Brooks, director of the Austin Psychology and Assessment Center, says our thoughts are like a river. When we’re thinking about what we need from the store, the river is calm, but when we’re having negative thoughts—worrying about a presentation, for example—the current becomes more turbulent.
Mindful people—those who live in the present—can step back and stay on the riverbank, watching their current of thoughts and not getting swept away by their content.
Meditation fosters mindfulness, but the practice seems difficult in today’s world of constant stimulation: "People think the goal of meditation is to empty the mind," says Brooks. "It’s not about clearing the mind; it’s about focusing on one thing. When the mind wanders, the meditation isn’t a failure. Our brain is like a wayward puppy, out of control. Catching it and putting it back to the object of focus is the mediation."
Brooks says meditating is like exercise; a full workout is preferred, but there is value in short bursts.
"Research shows that a total of 15 minutes of meditating each day for several weeks produces detectable, positive changes in the brain as well as corresponding reductions in stress, anxiety, and an enhanced sense of well-being," says Brooks. "You can get the benefits of a formal meditation practice by weaving mini-meditations into your daily life."

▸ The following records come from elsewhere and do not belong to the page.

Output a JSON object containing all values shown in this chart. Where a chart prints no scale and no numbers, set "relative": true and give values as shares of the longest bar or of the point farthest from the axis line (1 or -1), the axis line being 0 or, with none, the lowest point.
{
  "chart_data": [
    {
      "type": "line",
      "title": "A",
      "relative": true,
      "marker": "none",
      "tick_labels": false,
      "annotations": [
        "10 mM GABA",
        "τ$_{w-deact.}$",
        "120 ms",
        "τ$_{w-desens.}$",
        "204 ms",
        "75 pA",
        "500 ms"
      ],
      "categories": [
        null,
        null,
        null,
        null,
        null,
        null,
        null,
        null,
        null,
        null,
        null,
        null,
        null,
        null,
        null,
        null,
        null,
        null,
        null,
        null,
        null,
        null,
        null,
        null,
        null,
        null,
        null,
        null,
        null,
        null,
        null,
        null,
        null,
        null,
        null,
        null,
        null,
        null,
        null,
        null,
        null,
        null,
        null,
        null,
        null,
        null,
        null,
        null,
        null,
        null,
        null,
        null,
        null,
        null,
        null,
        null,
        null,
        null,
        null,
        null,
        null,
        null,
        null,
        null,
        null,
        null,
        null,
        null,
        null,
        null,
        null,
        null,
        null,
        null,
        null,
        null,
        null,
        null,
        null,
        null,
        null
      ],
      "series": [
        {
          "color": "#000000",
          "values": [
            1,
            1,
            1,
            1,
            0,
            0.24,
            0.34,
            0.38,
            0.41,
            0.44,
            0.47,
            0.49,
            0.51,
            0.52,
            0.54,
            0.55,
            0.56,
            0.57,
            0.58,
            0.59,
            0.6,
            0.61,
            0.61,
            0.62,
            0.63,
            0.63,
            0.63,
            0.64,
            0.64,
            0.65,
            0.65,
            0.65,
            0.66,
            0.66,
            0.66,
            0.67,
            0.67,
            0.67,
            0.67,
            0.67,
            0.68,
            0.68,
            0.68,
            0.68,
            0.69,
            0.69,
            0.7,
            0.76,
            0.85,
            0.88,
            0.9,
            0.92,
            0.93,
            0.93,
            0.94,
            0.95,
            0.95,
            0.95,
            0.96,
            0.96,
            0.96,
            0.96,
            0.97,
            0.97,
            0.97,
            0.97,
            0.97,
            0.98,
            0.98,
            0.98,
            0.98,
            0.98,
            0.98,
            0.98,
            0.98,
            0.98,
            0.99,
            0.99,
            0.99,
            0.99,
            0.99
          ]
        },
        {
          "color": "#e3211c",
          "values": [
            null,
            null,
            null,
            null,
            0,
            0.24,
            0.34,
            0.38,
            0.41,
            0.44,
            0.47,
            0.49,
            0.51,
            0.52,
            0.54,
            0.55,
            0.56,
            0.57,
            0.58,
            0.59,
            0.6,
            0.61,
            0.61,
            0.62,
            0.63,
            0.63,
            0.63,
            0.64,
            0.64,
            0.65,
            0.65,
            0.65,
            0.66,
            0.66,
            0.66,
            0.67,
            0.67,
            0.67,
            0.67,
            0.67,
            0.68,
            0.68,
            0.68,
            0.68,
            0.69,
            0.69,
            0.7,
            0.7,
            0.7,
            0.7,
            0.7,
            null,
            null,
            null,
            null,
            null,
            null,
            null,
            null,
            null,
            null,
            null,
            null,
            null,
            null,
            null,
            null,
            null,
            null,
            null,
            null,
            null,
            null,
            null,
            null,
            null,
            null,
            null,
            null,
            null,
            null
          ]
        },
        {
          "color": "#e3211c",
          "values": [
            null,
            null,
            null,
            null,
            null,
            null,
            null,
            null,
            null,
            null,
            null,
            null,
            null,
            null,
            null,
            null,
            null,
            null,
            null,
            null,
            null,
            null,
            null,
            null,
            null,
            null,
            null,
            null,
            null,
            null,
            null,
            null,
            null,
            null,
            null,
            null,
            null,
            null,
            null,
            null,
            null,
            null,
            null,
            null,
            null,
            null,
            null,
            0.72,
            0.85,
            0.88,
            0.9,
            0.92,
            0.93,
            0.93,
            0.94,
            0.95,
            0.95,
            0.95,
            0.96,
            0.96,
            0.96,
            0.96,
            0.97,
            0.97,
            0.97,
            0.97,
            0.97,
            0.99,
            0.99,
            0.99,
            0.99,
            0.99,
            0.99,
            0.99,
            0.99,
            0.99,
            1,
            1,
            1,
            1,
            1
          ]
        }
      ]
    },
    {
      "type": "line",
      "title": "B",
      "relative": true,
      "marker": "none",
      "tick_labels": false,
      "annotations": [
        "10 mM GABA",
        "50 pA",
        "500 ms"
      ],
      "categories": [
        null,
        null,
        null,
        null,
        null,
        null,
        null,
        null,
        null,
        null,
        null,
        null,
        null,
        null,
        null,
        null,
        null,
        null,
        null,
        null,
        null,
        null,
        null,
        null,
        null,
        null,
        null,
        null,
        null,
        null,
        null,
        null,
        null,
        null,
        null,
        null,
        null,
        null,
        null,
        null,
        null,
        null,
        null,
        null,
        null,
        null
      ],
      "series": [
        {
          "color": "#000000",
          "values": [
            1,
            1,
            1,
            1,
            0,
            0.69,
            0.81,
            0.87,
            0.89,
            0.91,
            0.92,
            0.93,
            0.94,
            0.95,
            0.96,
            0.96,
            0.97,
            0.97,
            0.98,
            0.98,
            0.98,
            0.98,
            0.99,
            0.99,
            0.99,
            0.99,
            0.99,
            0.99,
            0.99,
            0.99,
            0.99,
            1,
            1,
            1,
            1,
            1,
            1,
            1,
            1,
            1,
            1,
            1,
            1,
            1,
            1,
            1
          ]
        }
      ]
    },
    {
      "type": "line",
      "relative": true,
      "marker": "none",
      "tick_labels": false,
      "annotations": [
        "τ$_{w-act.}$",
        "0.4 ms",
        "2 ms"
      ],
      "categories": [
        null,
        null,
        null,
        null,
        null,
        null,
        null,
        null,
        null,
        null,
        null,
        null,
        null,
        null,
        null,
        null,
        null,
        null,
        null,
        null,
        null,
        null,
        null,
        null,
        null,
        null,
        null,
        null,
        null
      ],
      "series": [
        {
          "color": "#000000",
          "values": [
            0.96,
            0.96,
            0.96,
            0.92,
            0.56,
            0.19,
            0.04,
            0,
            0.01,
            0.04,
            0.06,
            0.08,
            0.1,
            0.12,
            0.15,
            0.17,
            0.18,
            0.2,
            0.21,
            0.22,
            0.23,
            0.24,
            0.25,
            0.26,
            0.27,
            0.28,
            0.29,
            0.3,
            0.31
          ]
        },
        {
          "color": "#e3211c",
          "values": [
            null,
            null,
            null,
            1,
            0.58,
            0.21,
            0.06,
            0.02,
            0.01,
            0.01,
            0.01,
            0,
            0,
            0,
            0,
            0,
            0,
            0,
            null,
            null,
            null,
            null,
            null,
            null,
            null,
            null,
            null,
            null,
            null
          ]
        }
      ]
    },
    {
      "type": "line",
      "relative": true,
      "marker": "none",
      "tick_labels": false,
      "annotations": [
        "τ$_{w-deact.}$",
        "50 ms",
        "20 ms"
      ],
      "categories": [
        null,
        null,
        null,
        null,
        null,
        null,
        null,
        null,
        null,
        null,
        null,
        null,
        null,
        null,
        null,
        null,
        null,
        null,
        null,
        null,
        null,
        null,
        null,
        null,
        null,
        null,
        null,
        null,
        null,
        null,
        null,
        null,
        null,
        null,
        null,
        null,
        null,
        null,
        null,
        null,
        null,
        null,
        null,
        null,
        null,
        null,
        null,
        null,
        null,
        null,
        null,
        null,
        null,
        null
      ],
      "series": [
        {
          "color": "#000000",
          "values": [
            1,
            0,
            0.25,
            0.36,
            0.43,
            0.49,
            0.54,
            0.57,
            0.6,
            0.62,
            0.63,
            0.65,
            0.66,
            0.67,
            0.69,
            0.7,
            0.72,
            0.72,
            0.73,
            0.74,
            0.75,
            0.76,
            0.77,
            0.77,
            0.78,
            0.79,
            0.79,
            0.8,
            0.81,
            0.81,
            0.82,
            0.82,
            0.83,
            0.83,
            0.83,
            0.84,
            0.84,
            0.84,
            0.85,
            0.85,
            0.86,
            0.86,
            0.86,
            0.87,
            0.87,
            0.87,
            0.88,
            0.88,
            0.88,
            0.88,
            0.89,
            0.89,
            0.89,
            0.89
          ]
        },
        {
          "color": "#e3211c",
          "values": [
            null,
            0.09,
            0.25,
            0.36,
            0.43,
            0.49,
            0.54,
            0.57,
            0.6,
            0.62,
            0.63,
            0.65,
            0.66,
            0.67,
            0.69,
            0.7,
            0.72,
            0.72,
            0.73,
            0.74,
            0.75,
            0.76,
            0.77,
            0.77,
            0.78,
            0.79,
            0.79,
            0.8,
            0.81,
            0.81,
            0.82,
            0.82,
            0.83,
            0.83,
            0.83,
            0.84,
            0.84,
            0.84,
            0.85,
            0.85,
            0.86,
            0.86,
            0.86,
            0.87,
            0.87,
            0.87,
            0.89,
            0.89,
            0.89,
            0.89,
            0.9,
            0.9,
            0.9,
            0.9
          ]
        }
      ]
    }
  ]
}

He offers six ways you can effortlessly incorporate meditation into your daily life:
While walking your dog, taking a hike, or simply getting the mail, focus your attention on one item, such as the sound of the cicadas, the feel of the ground beneath your feet, or the color of the tree. When the mind wanders, catch it and return to your original focus.
"Research has found that just being in nature reduces stress," says Brooks. "We weren’t meant to sit in cubicles all day and when we disconnect from nature, we suffer a lot of stress."
While stopped at a red light, turn off your radio and focus on deep breaths. When your mind wanders, go back to your breath.
"Breathing meditation is one of the easiest because it’s always with us and exists in the present moment," says Brooks. "You can’t listen to yesterday’s breath."
If you run or bike, leave your headphones at home and focus on the experience.
"Tune into a physical sensation, such as the ground beneath your feet, the wind in your hair, or the warmth of the sunlight," says Brooks. "Choose one item and maintain your focus. Don’t jump mindlessly from one sensation to another."
As you eat or drink, focus on the various flavors, textures, and sensations of the particular food or drink. Drinking a cup of tea or enjoying a piece of chocolate can be a form of meditation, says Brooks.
"Savor what you have in the moment," he says.
While in line, observe your breath or surroundings. Use the time to do some inner observations. For example, are your muscles tense? Are you cold or hot?
"It is important that when you do the observations, you do them without judgment," says Brooks. "If you’re in the supermarket checkout line, for example, avoid judging people for what they have in their shopping carts. Observe and notice without opinion."
You can also incorporate mindfulness meditation into daily activities, says Brooks. For example, washing your hands, folding laundry, taking a shower, washing dishes, or brushing your teeth can serve as mini-meditations if you focus on the experience and stop your mind from wandering.
"Focusing on what’s happening now pulls us out of our river of thoughts," says Brooks. "The benefit of meditation is that when something in the real world comes up, we’re much better at catching our thoughts instead of getting swept into their current."